Coyle's work on this case has been less than spectacular. Kristen Graham reporting for the Philadelphia Inquirer notes that, according to court records, Coyle posed this question to school board president Reginald streamer-- if there had been lottery manipulation, "why would that cause a concern?" If they had broken the law and actively discriminated against minority children, why is that a big deal.
Streater, presumably after he had picked his jaw up off the floor, replied that the board takes seriously things like inequitable treatment of students and breaking the law.
Last week Coyle finally issued her order. Franklin Towne gets its request to remove Garcia, but not its challenge to sections of the charter law. Sher ordered a thirty-day stay of the revocation hearings, as well as a hearing in her courtroom to address further stays. If this all drags on too long, she'll require Franklin Towne to show her that they are complying with lottery-based admission requirements.
Coyle doesn't appear very sympathetic to the board. For one thing, the school is so valuable--
Realistically, should this successful high school be forced to close its doors, not only would the attending children, their parents, teachers, and administrators be adversely affected, so too would the entire community. This would permanently deprive all future students from the zip code(s) that the school board believes had been disregarded by Franklin Towne’s former administrators.
In other words, revoking the charter because it won't admit certain students would deprive those students of the chance to attend the charter that won't admit them.

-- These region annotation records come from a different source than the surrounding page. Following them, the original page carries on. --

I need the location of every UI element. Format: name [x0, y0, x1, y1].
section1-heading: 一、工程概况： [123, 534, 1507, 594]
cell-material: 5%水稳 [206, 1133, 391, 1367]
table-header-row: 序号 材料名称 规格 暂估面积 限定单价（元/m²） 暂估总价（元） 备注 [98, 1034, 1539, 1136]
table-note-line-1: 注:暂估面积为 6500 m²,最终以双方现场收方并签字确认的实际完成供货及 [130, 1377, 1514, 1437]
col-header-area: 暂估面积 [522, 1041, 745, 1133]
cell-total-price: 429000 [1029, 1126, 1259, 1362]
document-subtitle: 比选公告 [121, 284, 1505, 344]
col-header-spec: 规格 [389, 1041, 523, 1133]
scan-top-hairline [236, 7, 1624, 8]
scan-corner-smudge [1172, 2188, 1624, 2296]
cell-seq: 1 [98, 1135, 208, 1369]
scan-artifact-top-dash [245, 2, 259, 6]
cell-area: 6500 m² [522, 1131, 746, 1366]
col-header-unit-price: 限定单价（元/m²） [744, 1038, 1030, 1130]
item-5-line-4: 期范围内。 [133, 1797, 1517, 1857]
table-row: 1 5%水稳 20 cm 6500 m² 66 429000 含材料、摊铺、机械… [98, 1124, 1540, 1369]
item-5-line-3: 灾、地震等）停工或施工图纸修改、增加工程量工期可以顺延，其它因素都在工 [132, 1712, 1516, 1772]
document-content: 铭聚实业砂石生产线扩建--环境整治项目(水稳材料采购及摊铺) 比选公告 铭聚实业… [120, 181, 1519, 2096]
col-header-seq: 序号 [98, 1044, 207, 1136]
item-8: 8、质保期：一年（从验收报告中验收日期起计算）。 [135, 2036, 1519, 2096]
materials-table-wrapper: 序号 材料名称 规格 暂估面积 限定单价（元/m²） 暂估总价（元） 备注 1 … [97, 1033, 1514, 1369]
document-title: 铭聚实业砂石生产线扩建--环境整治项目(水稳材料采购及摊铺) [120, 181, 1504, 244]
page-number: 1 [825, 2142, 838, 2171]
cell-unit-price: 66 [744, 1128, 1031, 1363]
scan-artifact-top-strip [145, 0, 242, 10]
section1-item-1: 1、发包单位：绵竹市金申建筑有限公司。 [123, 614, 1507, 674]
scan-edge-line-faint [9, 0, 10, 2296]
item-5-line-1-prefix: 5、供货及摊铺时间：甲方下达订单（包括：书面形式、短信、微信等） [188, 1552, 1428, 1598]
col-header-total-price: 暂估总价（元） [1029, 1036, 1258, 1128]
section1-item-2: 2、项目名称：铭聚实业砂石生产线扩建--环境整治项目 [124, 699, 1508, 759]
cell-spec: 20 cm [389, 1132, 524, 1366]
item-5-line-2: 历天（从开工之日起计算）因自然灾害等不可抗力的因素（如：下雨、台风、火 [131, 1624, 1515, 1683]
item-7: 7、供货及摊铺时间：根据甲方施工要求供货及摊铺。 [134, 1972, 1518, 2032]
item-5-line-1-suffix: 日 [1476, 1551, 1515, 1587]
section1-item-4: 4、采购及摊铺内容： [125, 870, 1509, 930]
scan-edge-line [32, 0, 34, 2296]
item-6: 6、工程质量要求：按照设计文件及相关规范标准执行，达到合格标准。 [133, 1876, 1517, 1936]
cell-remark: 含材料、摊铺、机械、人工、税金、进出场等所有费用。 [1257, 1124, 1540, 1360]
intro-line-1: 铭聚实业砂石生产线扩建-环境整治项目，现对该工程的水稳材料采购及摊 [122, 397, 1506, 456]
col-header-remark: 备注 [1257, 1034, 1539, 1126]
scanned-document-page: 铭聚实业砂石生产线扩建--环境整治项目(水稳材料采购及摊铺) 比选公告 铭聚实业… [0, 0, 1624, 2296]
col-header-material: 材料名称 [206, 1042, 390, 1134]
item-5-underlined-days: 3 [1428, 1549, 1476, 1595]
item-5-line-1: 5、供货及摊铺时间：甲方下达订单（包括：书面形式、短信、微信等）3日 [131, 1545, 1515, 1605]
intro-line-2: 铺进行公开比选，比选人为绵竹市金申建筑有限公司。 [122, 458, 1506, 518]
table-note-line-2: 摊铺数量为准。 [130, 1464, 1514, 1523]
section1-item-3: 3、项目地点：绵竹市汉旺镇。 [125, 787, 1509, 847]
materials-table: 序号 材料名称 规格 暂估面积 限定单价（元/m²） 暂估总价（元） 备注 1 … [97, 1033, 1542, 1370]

Also, she thinks the whole revocation procedure is deficient and that the board was displaying "bullying and biased appearance." And this, from the Inquirer:
Coyle wrote that her order “aligns with the public interest of promoting trust in the legal system and the integrity of our public institutions and preventing overreaching of governmental functions.”
This seems to suggest that charter school authorizers are not supposed act like charter school authorizers, that somehow performing their actual function of holding charters to the rules and regulations that govern them is somehow an "overreach." You could almost assume that Judge Coyle doesn't quite understand how charter law works, if not for the fact that she sat on the board of a charter school.
The charter system was sold with the idea that charters would be accountable to authorizers, that they would have to earn the right to operate and continue earning it to maintain that operation. The Franklin Towne situation shows a different framing, one that is too common in the charter world--once established, the charter doesn't have to earn its continued existence. It doesn't need authorization from anyone; instead, authorizers build a case to close down the charter. Authorization to operate, once given, can never be withdrawn without protracted legal battles.
This is and the tradeoff of autonomy for accountability that we were promised. "Look," the charteristas said, "Authorizers watch over the charter school, and if at any point they determine the school is not living up to the rules of its charter, the authorizers just shut it down." Instead what we've got is, "The authorizers okayed this school twenty years ago, and they have no right to take that away."
Who knows how the Franklin Towne charter situation will work out. One hopes that, at best, they have actually started to function according to the rules, though what that will do to their remarkable "success" would be a whole other story. But the whole business is a fine demonstration of how the charter school system we were sold is not how things actually operate.